13th European Conference on Turbomachinery Fluid dynamics & Thermodynamics

Paper ID:


Main Topic:

Experimental Technique



Ernesto Pedraza-Valle - University of Bath
James Scobie - University of Bath
Carl Sangan - University of Bath
Patrick Keogh - University of Bath
Aaron Bowsher - Cross Manufacturing
Pete Crudgington - Cross Manufacturing


Turbomachinery shaft seals suffer from rubs caused by thermal growth, assembly misalignment and rotor dynamic vibration at engine start-up and shut-down. Rubs are detrimental to performance, leading to a decrease in overall efficiency and costly corrective maintenance. In recent years, compliant seals have been developed, allowing for variable clearances and a reduced frequency of seal rubs.
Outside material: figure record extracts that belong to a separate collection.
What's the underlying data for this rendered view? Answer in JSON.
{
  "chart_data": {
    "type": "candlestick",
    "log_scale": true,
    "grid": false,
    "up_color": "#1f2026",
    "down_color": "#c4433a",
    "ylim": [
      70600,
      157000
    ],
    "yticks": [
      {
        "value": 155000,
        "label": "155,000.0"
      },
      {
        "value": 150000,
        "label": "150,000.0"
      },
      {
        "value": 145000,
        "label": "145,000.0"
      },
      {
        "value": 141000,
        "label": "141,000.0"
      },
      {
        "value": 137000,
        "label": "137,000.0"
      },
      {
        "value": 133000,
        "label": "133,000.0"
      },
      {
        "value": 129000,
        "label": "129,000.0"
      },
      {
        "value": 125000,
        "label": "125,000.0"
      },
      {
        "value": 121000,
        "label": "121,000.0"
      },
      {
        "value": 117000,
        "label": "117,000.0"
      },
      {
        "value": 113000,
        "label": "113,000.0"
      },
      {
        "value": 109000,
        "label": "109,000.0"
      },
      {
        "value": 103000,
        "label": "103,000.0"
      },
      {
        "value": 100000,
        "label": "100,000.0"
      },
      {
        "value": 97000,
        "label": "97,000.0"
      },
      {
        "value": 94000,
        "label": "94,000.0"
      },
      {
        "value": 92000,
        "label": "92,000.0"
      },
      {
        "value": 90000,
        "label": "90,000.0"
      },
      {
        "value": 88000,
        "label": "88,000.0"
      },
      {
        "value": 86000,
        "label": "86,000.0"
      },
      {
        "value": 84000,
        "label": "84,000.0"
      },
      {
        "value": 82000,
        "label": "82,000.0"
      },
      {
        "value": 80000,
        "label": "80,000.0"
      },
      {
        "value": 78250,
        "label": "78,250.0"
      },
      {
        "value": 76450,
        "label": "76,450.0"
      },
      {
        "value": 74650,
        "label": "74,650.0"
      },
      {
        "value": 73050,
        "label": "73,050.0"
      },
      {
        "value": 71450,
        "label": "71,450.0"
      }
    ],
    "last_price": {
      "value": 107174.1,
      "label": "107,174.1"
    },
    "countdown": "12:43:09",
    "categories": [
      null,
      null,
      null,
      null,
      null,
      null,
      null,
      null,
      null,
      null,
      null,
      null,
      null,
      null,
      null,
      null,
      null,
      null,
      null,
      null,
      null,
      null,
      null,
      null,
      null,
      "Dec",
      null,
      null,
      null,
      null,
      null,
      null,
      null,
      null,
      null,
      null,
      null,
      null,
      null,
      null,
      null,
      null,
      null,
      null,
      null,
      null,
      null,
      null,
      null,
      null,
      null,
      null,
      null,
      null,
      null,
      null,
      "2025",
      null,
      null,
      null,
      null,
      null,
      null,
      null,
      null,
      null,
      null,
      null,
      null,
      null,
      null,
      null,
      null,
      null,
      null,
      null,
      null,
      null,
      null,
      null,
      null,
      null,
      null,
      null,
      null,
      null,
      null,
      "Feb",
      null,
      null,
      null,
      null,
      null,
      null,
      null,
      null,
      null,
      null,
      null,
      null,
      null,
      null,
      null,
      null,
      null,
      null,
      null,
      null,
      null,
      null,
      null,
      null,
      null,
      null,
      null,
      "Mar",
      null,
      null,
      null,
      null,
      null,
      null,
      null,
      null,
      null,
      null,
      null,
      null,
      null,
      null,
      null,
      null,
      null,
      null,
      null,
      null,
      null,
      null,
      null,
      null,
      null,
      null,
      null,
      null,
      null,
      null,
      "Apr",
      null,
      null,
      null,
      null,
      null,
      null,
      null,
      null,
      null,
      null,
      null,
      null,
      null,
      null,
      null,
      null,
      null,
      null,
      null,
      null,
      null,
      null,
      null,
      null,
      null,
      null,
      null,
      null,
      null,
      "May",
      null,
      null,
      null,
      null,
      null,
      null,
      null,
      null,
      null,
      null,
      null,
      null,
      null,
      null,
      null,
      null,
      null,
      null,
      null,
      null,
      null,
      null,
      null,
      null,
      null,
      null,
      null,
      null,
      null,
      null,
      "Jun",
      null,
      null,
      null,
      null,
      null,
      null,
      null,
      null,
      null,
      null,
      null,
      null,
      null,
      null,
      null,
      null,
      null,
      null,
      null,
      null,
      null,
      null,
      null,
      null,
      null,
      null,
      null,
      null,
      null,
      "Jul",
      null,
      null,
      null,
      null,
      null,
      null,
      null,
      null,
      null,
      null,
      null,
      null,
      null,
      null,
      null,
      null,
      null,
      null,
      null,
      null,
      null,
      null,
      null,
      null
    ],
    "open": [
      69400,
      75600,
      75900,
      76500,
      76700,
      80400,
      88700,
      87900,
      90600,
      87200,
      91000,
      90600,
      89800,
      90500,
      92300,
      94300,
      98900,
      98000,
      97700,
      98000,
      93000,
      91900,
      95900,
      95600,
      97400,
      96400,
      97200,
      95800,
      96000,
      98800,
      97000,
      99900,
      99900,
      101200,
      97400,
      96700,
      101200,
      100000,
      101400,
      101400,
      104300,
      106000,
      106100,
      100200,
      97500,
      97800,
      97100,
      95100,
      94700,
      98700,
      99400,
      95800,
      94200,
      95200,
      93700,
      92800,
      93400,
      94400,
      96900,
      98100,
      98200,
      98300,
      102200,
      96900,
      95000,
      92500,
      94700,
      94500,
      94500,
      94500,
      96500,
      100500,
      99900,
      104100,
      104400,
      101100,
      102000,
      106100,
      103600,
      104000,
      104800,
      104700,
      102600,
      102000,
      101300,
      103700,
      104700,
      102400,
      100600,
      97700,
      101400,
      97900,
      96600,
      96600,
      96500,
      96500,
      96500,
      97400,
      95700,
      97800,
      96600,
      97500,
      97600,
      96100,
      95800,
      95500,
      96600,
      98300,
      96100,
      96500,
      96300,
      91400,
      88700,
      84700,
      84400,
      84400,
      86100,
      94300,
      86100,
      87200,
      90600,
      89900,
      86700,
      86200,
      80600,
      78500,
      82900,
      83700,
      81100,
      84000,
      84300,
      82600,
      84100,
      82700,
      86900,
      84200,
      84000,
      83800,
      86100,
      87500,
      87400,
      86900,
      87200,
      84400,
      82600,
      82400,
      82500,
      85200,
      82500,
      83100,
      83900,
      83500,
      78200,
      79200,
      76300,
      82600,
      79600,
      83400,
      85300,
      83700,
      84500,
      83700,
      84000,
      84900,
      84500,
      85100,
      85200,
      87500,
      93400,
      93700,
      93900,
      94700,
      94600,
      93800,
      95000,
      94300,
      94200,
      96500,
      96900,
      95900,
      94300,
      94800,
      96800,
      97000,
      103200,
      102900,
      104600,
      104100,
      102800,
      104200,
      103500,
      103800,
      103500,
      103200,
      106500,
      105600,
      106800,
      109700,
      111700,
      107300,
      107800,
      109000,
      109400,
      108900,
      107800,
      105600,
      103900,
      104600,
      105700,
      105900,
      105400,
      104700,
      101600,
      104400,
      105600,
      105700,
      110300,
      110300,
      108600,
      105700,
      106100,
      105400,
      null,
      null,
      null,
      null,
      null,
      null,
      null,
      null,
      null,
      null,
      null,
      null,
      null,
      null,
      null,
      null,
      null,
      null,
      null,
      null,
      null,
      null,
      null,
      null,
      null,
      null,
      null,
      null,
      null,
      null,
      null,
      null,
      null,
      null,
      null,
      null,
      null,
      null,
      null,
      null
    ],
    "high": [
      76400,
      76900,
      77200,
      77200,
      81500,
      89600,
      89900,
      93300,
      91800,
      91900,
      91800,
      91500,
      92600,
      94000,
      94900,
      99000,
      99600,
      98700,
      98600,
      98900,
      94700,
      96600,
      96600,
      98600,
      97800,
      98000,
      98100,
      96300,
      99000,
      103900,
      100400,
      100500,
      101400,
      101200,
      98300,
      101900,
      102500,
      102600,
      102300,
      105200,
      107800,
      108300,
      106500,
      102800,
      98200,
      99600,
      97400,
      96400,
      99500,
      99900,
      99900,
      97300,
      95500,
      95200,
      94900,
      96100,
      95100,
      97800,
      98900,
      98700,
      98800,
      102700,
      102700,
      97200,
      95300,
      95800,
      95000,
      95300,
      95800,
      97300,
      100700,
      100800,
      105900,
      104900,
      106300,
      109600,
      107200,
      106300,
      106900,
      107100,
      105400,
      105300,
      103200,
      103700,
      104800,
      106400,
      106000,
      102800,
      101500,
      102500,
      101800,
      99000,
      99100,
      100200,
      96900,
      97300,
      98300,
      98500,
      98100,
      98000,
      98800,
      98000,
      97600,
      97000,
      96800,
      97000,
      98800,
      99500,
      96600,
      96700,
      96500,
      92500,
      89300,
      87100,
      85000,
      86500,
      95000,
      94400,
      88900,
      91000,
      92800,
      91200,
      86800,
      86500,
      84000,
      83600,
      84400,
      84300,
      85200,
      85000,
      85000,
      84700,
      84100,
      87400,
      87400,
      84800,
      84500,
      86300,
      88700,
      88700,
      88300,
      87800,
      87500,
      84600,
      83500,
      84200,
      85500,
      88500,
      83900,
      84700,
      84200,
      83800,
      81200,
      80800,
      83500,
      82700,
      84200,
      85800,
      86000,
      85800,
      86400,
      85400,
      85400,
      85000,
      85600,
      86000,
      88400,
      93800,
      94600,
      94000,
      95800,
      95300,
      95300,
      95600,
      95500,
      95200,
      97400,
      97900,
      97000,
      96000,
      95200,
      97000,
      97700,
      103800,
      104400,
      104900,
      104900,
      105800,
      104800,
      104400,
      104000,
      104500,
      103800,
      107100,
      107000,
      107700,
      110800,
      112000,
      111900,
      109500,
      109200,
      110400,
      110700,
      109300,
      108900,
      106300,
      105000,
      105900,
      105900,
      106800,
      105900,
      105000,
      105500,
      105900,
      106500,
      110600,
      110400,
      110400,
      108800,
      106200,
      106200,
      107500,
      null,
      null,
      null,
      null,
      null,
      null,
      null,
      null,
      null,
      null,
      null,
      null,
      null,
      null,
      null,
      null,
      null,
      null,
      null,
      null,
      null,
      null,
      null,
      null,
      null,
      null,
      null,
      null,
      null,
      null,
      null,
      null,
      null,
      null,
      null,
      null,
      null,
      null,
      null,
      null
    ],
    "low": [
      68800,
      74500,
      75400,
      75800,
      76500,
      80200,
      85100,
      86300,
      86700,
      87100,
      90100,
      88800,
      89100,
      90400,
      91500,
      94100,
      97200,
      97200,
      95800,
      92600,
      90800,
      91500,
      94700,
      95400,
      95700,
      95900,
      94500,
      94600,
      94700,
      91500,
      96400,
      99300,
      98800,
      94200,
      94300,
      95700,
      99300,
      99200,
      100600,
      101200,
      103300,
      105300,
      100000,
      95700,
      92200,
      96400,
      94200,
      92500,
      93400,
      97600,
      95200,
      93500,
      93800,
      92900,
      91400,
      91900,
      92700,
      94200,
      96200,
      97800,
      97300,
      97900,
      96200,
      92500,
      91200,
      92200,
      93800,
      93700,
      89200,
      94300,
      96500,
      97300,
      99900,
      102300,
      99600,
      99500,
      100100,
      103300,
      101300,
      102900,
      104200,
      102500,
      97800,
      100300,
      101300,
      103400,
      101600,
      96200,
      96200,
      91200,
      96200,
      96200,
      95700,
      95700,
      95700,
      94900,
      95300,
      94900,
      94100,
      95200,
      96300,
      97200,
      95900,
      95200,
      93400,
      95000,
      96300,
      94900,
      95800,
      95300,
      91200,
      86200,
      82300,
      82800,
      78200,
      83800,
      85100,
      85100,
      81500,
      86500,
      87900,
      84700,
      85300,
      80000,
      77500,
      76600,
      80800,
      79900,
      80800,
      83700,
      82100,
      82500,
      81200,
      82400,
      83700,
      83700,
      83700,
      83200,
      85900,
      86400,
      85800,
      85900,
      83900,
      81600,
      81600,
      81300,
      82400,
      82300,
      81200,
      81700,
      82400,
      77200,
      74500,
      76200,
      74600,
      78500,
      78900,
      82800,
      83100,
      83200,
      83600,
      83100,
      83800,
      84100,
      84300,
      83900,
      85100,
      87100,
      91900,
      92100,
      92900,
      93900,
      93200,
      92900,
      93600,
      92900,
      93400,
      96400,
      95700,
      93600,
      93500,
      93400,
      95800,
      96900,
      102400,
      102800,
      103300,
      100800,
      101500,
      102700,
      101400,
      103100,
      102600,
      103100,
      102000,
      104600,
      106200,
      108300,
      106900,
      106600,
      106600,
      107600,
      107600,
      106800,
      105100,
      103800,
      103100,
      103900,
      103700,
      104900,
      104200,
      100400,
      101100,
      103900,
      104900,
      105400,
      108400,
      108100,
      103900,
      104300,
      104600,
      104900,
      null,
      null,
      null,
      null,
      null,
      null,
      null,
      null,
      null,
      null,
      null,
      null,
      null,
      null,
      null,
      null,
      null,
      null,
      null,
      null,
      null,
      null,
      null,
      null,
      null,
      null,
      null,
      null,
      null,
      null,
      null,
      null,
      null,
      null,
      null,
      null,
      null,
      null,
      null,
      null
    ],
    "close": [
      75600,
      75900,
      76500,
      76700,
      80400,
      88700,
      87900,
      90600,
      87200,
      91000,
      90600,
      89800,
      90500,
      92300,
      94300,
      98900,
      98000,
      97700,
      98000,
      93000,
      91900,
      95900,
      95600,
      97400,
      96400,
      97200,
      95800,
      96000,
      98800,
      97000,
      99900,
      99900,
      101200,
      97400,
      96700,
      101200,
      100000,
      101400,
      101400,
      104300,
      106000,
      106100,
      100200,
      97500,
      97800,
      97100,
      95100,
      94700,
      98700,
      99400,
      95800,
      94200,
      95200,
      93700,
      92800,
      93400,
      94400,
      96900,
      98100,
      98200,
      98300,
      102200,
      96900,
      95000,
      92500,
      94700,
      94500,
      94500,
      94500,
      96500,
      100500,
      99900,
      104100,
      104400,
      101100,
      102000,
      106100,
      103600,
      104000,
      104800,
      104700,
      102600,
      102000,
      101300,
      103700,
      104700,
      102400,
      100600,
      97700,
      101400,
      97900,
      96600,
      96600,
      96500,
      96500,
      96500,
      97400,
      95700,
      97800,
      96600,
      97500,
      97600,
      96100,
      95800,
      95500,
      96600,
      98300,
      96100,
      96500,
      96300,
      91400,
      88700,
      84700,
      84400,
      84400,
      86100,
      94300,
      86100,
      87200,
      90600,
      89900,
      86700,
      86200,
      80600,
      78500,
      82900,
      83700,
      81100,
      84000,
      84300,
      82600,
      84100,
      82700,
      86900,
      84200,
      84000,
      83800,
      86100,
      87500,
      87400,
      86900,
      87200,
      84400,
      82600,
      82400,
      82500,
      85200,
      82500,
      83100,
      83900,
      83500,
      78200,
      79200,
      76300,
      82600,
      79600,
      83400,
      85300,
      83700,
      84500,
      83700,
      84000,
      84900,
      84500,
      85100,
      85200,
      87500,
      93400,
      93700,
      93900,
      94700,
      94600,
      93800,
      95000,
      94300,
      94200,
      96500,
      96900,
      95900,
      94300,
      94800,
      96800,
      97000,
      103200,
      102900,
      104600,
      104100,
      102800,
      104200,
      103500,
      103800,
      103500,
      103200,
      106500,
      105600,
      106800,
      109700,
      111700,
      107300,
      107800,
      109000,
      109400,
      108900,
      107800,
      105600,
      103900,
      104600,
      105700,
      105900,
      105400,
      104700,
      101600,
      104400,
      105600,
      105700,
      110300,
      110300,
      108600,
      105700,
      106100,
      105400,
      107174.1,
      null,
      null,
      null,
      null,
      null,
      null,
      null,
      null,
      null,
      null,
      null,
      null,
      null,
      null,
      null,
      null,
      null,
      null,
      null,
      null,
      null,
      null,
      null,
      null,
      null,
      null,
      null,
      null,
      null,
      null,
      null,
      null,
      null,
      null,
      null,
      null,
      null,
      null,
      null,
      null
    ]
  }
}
The design goal for compliant seals is therefore, to maintain a tight clearance between rotating and non-rotating parts, throughout the transient conditions experienced in engines. This paper presents the design of a new high-speed rotating test facility developed for the performance characterisation of turbine shaft seals. The rig features a 254 mm diameter rotor, capable of rotating at speeds of up to 15,000 rpm (equivalent to rotor surface speeds up to 200 m/s). The maximum pressure difference across a seal is 3.5 bar. In the first experimental campaign, the performance of a labyrinth seal was investigated. The rotordynamic coefficients of the seal were calculated by exciting the casing with an electromagnetic shaker. The leakage performance, direct and cross-coupled seal stiffnesses and effective damping coefficients are determined.